CAST History
Neurosurgical training in the 1970’s consisted of 1-year of a general surgical internship, followed by 4 years of residency. The tenets of training were that the resident would show up, work hard, read everything and get lots of experience. At the conclusion of training, the resident would be a NEUROSURGEON able to manage all types of neurosurgical problems. No post-graduate subspeciality fellowship was anticipated or required.
In the late 1980’s and early 1990s, primarily stimulated by a threatened loss of spine practice with the growing applications of instrumentation, the need for focused subspecialty training became acutely obvious for the preservation and advancement of neurosurgery as a specialty managing the entire nervous system and its appendages and/or supporting structures. Over time, fellowships became commonplace, and included such subspecialties as pediatrics, cerebrovascular, spine, tumor/neurooncology, trauma/critical care, and pain/functional stereotactic and epilepsy.
In 1999, the Committee for Accreditation of Subspecialty Training (CAST), under the direction of the Society of Neurological Surgeons (SNS), was created and charged with the development of an accreditation system for subspecialty fellowship training programs within neurosurgery. Since that time, CAST has accredited multiple subspecialty neurosurgical fellowships in neurosurgical training programs across North America.Accreditation was initially limited to the program that met CAST standards, but CAST did not issue any specific documents to individual trainees. At first, CAST considered recognition of both enfolded and post-graduate training experiences as equivalent, but within several years, the term fellowship became reserved only for post-graduate trainees. The ABNS was not prepared to certify individuals completing any of these fellowships, so the individual fellowship training program was responsible for issuing any certificate to the trainee.
Over the next 10+ years, several major changes in the neurosurgical educational environment occurred, including:
- 2002- ACGME competencies & duty hour restrictions
- 2009- Neursurgery manages all aspects of neurosurgical training PGY1-PGY7
- 2010- ACGME/RRC residency requirements changed from institutional data to resident case categories
- 2012- All ACGME programs moved to a standardized training length of 7 years
- 2013- Development of ACGME Milestones for neurosurgery and SNS Matrix curriculum
The Milestones and Matrix projects integrated the educational material and committees working within all neurosurgical organizations, and outlined the details and specifics of core residency training, including base levels of case categories and competencies to be completed by every graduating resident.
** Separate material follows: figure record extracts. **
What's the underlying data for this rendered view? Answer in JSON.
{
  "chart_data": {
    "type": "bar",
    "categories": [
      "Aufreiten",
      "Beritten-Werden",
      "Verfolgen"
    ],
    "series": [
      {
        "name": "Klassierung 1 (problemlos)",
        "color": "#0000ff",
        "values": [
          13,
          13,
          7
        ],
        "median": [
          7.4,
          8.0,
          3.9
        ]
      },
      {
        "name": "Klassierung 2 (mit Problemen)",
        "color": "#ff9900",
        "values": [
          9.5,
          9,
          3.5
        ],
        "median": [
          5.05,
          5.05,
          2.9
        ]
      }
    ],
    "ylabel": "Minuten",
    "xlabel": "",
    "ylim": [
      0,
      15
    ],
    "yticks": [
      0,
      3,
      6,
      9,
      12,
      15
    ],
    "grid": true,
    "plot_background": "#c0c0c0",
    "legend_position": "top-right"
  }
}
At about this time, the UCNS (United Council of Neurology Subspecialty Societies) began to recognize subspecialty certification of individual trainees completing UCNS fellowships outside the confines of the ABMS. Joining with a leading consumer group Leapfrog, this group advocated that “UCNS-certified” individuals provided superior neurocritical care compared to other types of practitioners. As a result, neurosurgeons began to find themselves restricted in the writing of orders on their patients or to serve as experts in neuro-critical care in many intensive care units across the country.
Recognizing the need to maintain neurosurgical expertise in the critical care management of their patients, and to make sure than neurosurgical subspecialty fellowship training in its chosen areas were equal to or superior to those that might be provided by other specialties, a Task Force was appointed by the SNS. The specific charges to the Task Force were:
- the development and clarification of advanced subspeciality training requirements within neurosurgery beyond those of core residency, so that the structure of and training received within a CAST-accrediated neurosurgical subspeciality training fellowships is standard across programs.
- working within the Milestones framework, the determination of the feasibility and details of enfolding fellowships equivalent to post-graduate training.
- in concert with the ABNS, the development of methodology for the certification of individuals participating in these programs.
CAST was thereafter renamed as the Committee on Advanced Subspecialty Training. In carrying out its mission, CAST sought advice from educational subspecialty stakeholders such as the Joint Sections of the American Association of Neurological Surgeons (AANS) and Congress of Neurological Surgeons (CNS). To further promote and formalize the relationship between CAST and the Sections in this process, CAST formed Fellowship Review Committees (FRC), whose charge is to assist CAST in updating subspecialty fellowship requirements (both programmatic and individual trainee), developing guidelines for an enfolded subspecialty experience, and acting as supplemental reviewers for specific applications of programs and individuals.